Yet Another Very Funny Joke

When I was young, about your age I guess, I apprenticed in a print shop.  That would have been around 1952.  Back then we didn’t have no Xerox or Linotype and we printed books on contract with movable-type.  Type was old even then, as ancient and blessed as Gutenberg hisself. 

You see, back in those days you’d set type, letters and punctuation that was made out of itty-bitty lead blocks.  You’d set ‘em in a grid and space ‘em with shivs.  You’d buy that type from a foundry in Europe, shipped over the Atlantic until you had a fine collection of Garamond Light, Garamond Bold, Garamond Light Italic or whatever the customer liked.  Mostly Garamond for the fliers and books we used to do.

As I’ve said, my daddy died when I was young, so I was apprenticed out to Henry the first day I got into long pants.  He was a stern man at times and it was the apprentices’ duty to get boxed around the ears on the regular.  But overall, he was a kind man and took care to instruct me in a craft that was sure to shortly become obsolete.  He taught me to read the type upside down and in reverse, I can do it to this day.  My spelling wasn’t much but he helped me with that too.

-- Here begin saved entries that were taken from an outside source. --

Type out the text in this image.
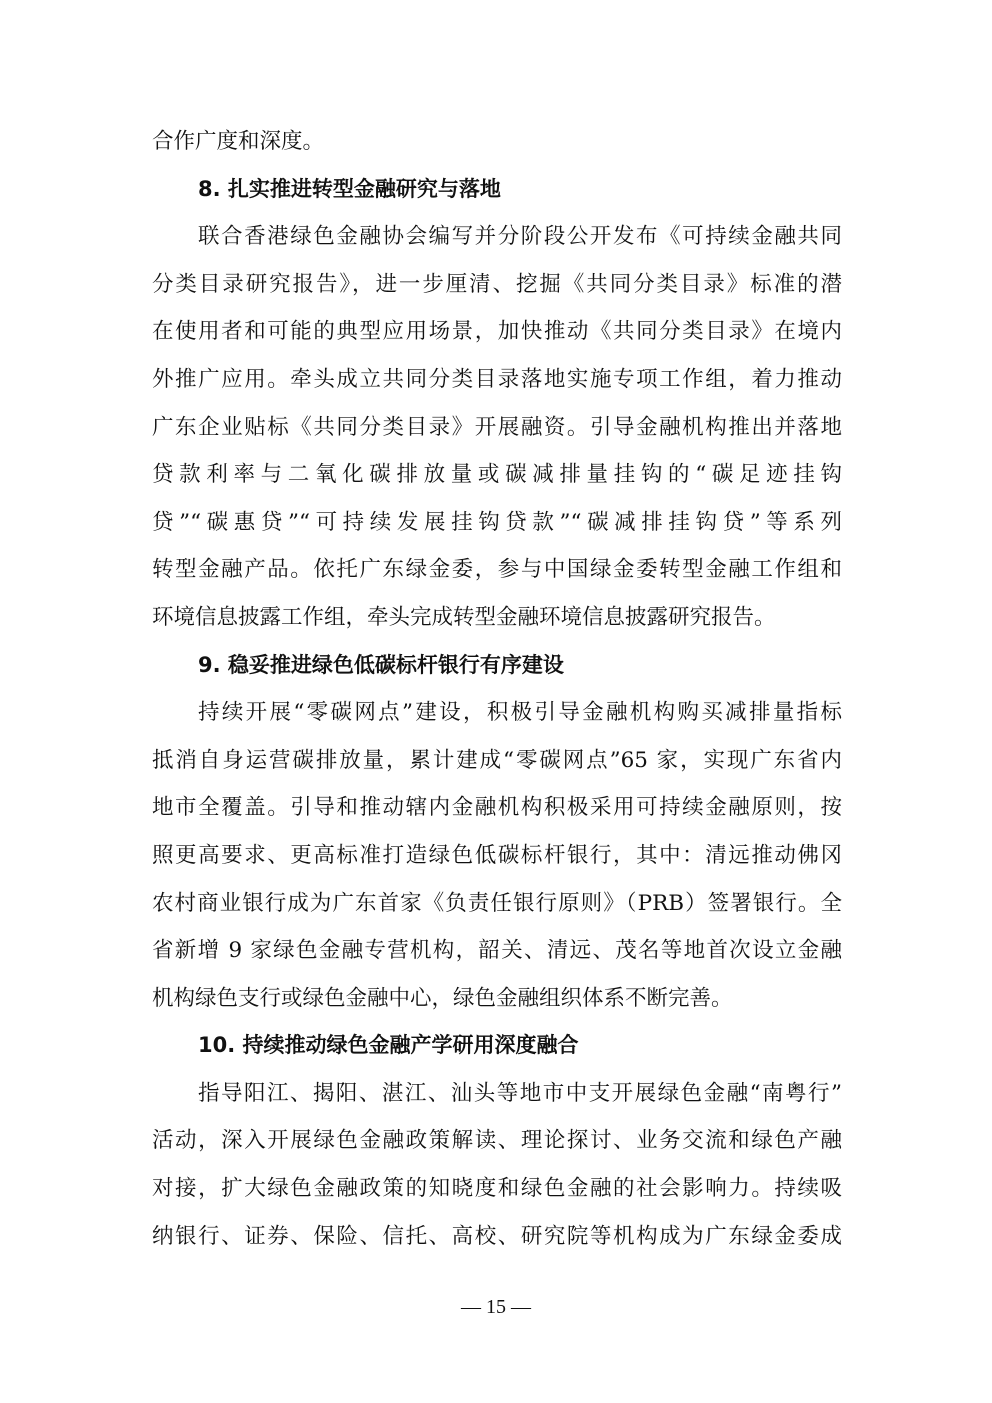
合作广度和深度。
8. 扎实推进转型金融研究与落地
联合香港绿色金融协会编写并分阶段公开发布《可持续金融共同
分类目录研究报告》，进一步厘清、挖掘《共同分类目录》标准的潜
在使用者和可能的典型应用场景，加快推动《共同分类目录》在境内
外推广应用。牵头成立共同分类目录落地实施专项工作组，着力推动
广东企业贴标《共同分类目录》开展融资。引导金融机构推出并落地
贷款利率与二氧化碳排放量或碳减排量挂钩的“碳足迹挂钩
贷”“碳惠贷”“可持续发展挂钩贷款”“碳减排挂钩贷”等系列
转型金融产品。依托广东绿金委，参与中国绿金委转型金融工作组和
环境信息披露工作组，牵头完成转型金融环境信息披露研究报告。
9. 稳妥推进绿色低碳标杆银行有序建设
持续开展“零碳网点”建设，积极引导金融机构购买减排量指标
抵消自身运营碳排放量，累计建成“零碳网点”65 家，实现广东省内
地市全覆盖。引导和推动辖内金融机构积极采用可持续金融原则，按
照更高要求、更高标准打造绿色低碳标杆银行，其中：清远推动佛冈
农村商业银行成为广东首家《负责任银行原则》（PRB）签署银行。全
省新增 9 家绿色金融专营机构，韶关、清远、茂名等地首次设立金融
机构绿色支行或绿色金融中心，绿色金融组织体系不断完善。
10. 持续推动绿色金融产学研用深度融合
指导阳江、揭阳、湛江、汕头等地市中支开展绿色金融“南粤行”
活动，深入开展绿色金融政策解读、理论探讨、业务交流和绿色产融
对接，扩大绿色金融政策的知晓度和绿色金融的社会影响力。持续吸
纳银行、证券、保险、信托、高校、研究院等机构成为广东绿金委成
— 15 —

The press was a new model, if we was in 1920, and electric.  We would set a page of type, set the auto-matic inking roller and stamp out pages.  We’d set many pages at a time and cut them later; it was a hard but noble craft 

The paper would be fed in by sheets and Stamp! Stamp! Stamp!  Page 27 to 31 of whatever book or periodical would arrive in the receiving bin to be cut and eventually shipped to the bookbinder a few blocks away.

As you’d expect, by 1952, typesetting was giving way to the rotary print mill and other ‘innovations’ of the craft.  Newspapers had moved to it a good 30-years before, but old Henry’s shop was kept alive by his decades-old contract with a publisher of textbooks.  The old ways do die hard and there was a fine trade in hardcover textbooks for the university crowd.  You see, we held engravings for the illustrations, so if they wanted a reissue or new edition, they’d be knocking on Henry’s door.

I didn’t know it was my last print run with Henry, when it happened.  I only had a few months to go in my apprenticeship and could already see that there was no bright and prosperous career ahead.  It’s about that time I decided to join the Navy, but that’s another story.  Henry’s publisher-friend had landed a fine contract for a run of big posters from some fancy-pants doctor.  Williams, I think.  They needed another 900 large, colour posters for a new crop of anatomy students, so Henry dusted off the engravings from 30 years before and got ready for our biggest payday in, well, forever.

Trouble was, it was a rush-job that had Henry and me working days and night, Monday to Sunday.  Each poster was four sets of coloured plates, assembled from sub-plates that had to be tuned to the finest register or the run would be for naught.  It was punishing, thankless work and Henry was not a young man, even then.

It was a Friday night and I’m ashamed to say I let Henry down.  You see, I was courting y’ grandmother at that time and was taking her off to the pictures.  I begged off at six, scrubbed my inky fists and walked out with a grin on my face.  Henry shouted “Get lucy kid!” as the door slammed on the print-shop and I drove off in the old Ford.  Ask your father about that Ford, he’s the one who wrecked it.

Henry was found the next morning, dead as timber and flat as China, the press still feeding sheets over his crushed body.  Stamp! Stamp!  Stamp!

From what we could discover, old Henry must have fallen asleep, had a stroke or passed out from exhaustion before tipping onto the press and being instantly crushed.  The first 100 sheets or so where a bloody mess, but the repeated motion of the ten-thousand weight press arranged his bones, veins and organs into the best damn anatomy poster that Dr Williams and his students ever seen.

Old Henry may have been captain of a sinking ship, of a shop that would surely be out of business in a few summers, but in the end, he proved himself to be a damn fine printmaker.